Okan Boydas is an artist and art teacher based in Sivas, Turkey. After graduating from Cumhuriyet University, he started teaching and painting professionally. His work has garnered numerous national awards in Turkey.
Several years later, after completing his Masters in Fine Art, Okan joined the faculty at Cumhuriyet University, where he teaches both painting and sculpture. Okan’s work is included in many private collections worldwide.
Okan can be reached via his email: firstname.lastname@example.org
9th Place - Paul Colacicco - “Hidden Palm Springs”
As a local Palm Springs artist, Paul describes his work as "Vintage Abstract". Where paint a few brushes and palette knives are all that are needed. His work is guided by the beauty of the Coachella Valley's desert and water scapes. While respecting color, composition, line, light and form. His process evolves after a period of intense thought. Then, what he calls “Into Crazy Land”, where emotions are released and set free to completion. His greatest mentor is his Aunt, an awesome abstract expressionist painter. Many artists like Leo Fusch, Ednah Root and Joan Mitchell also influenced his work. He was educated at the Academy of Art University and the California Culinary Academy with continuing classes at the Desert Art Center and Desert Art Classes. He began his career as a sugar artist sculpting and hand painting abstract and classical scenes on fondant cakes.
Paul’s website is: www.pauldcolafineart.com
10th Place – Sinejan Kilic Buchina - “Necessary Ingredients IV”
Sinejan Kilic Buchina is an artist, and a visual educator. She received her B.F.A. in Art Education from Marmara University in 2006, then completed the Isms in the 20th Century course in London in 2009. Further, she was selected as a resident curator at the Node Center in Berlin in 2012 and is currently finished her MA in Art History and Museum Studies at City College of New York. Living, studying and working in all of these cities has given each its own place in her practice. Sinejan was born and raised in Istanbul, Turkey but as an ethnic Circassian, she has always been "the other" in her own home, and has been an outsider everywhere she's ever lived.
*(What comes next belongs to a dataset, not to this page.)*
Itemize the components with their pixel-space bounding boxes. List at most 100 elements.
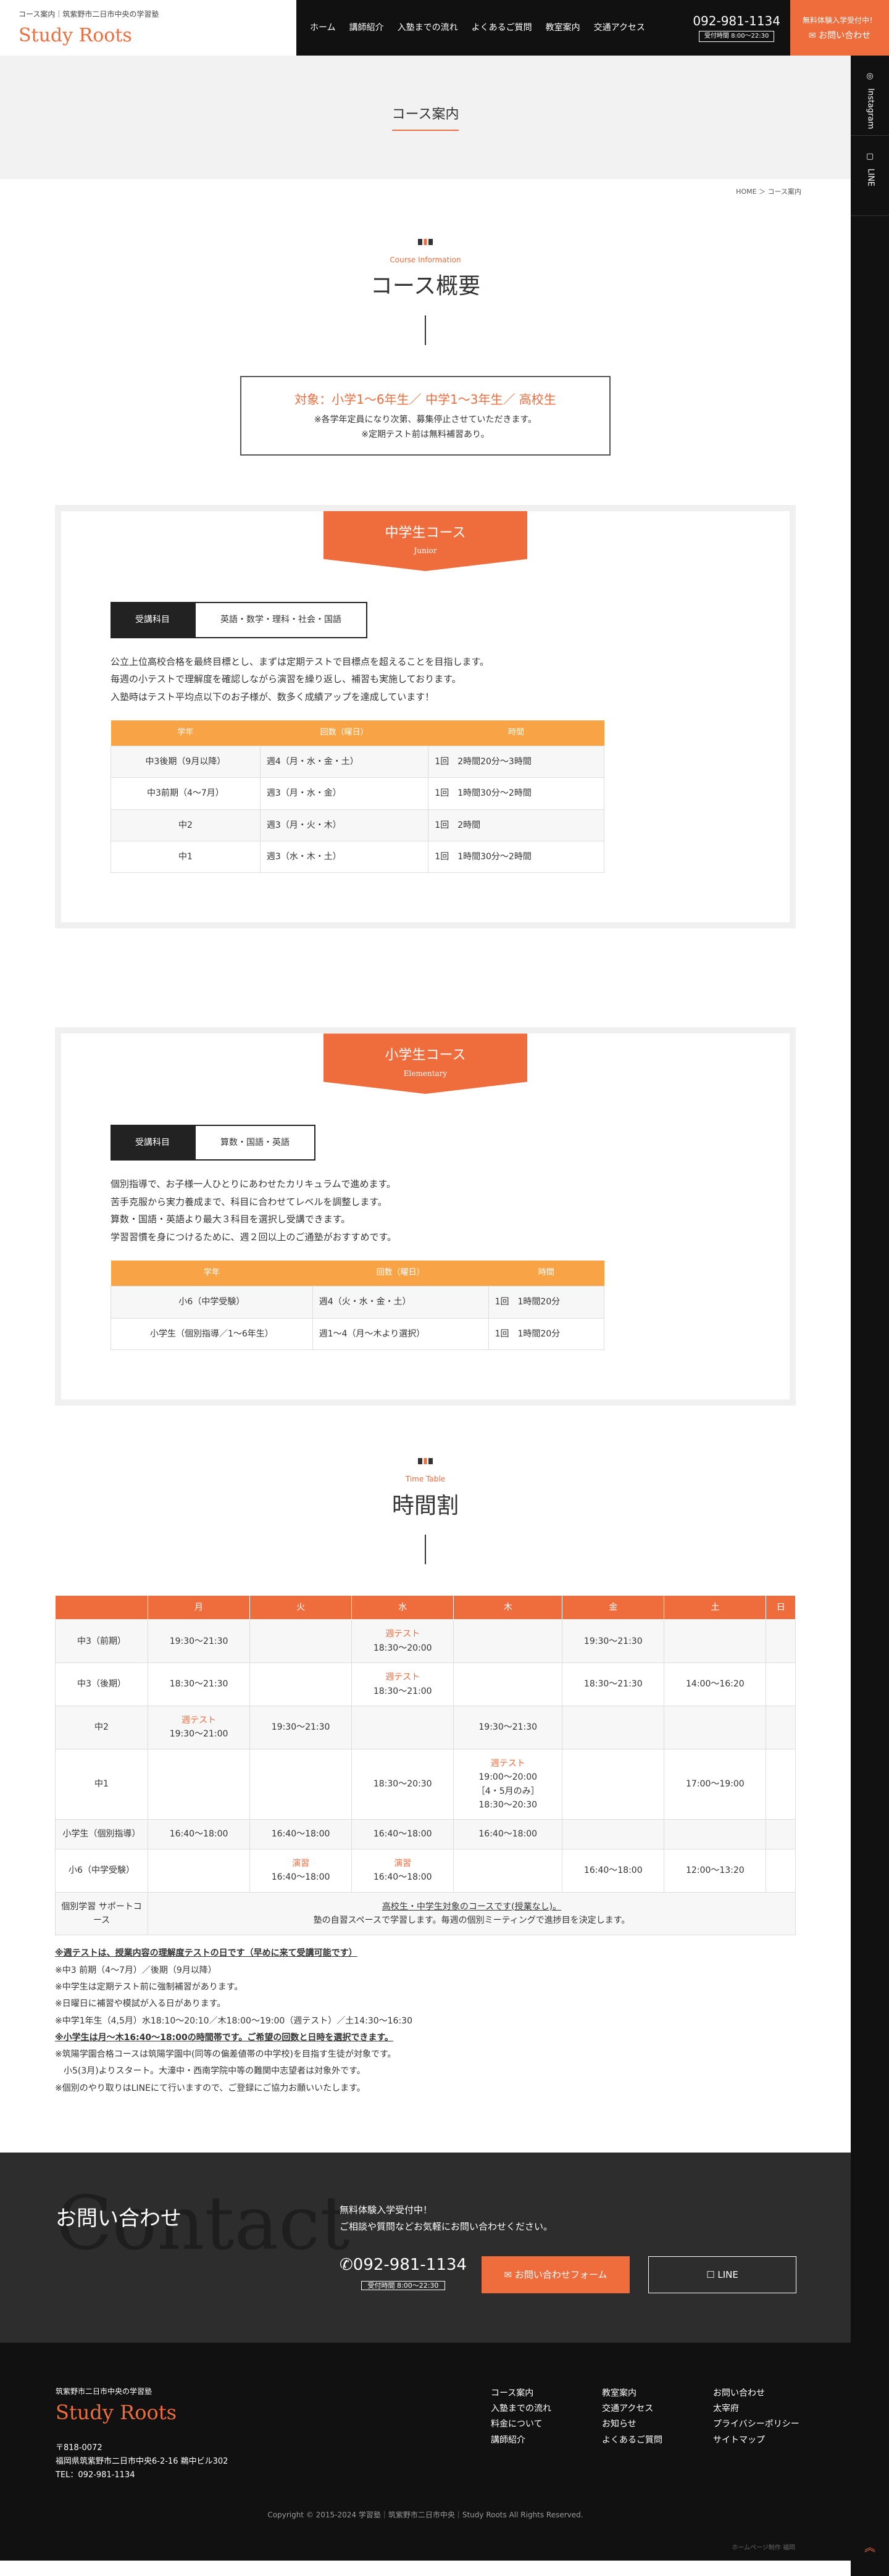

This upbringing and ongoing realty is reflected in her practice and is a continually evolving source of both contemplation and inspiration. Sinejan Kilic Buchina’s has for the last several years been exhaustively working on a series focused on time, material growth and social diaspora. Her practice relies on her personal history and traditional artistic education while also striving to break from both. Reminiscent of a relief, she uses thick and heavy materials on canvas to the point where the work moves into the territory of assemblage, highlighting the cracks of the layered paint, the bumps and bruises, the footprints of both wounds, thoughts and gesture. The artist’s works are looking at our era under a microscope to depict depravity and resurgence, mold to rot and deterioration, as a machine which has been abandoned to decay and rust and thus takes on a new form and purpose. These melodramatic and nihilistic notions bring with them their own optimism as the wounds inflicted as cracks and scars are integrated into a canvas. Sinejan examines the conceptual dilemma of painting by using non-common painting materials such as spackling paste, spices, pigments extracted from food, binding agents, natural inks and more, while still holding the canvas as her foundation.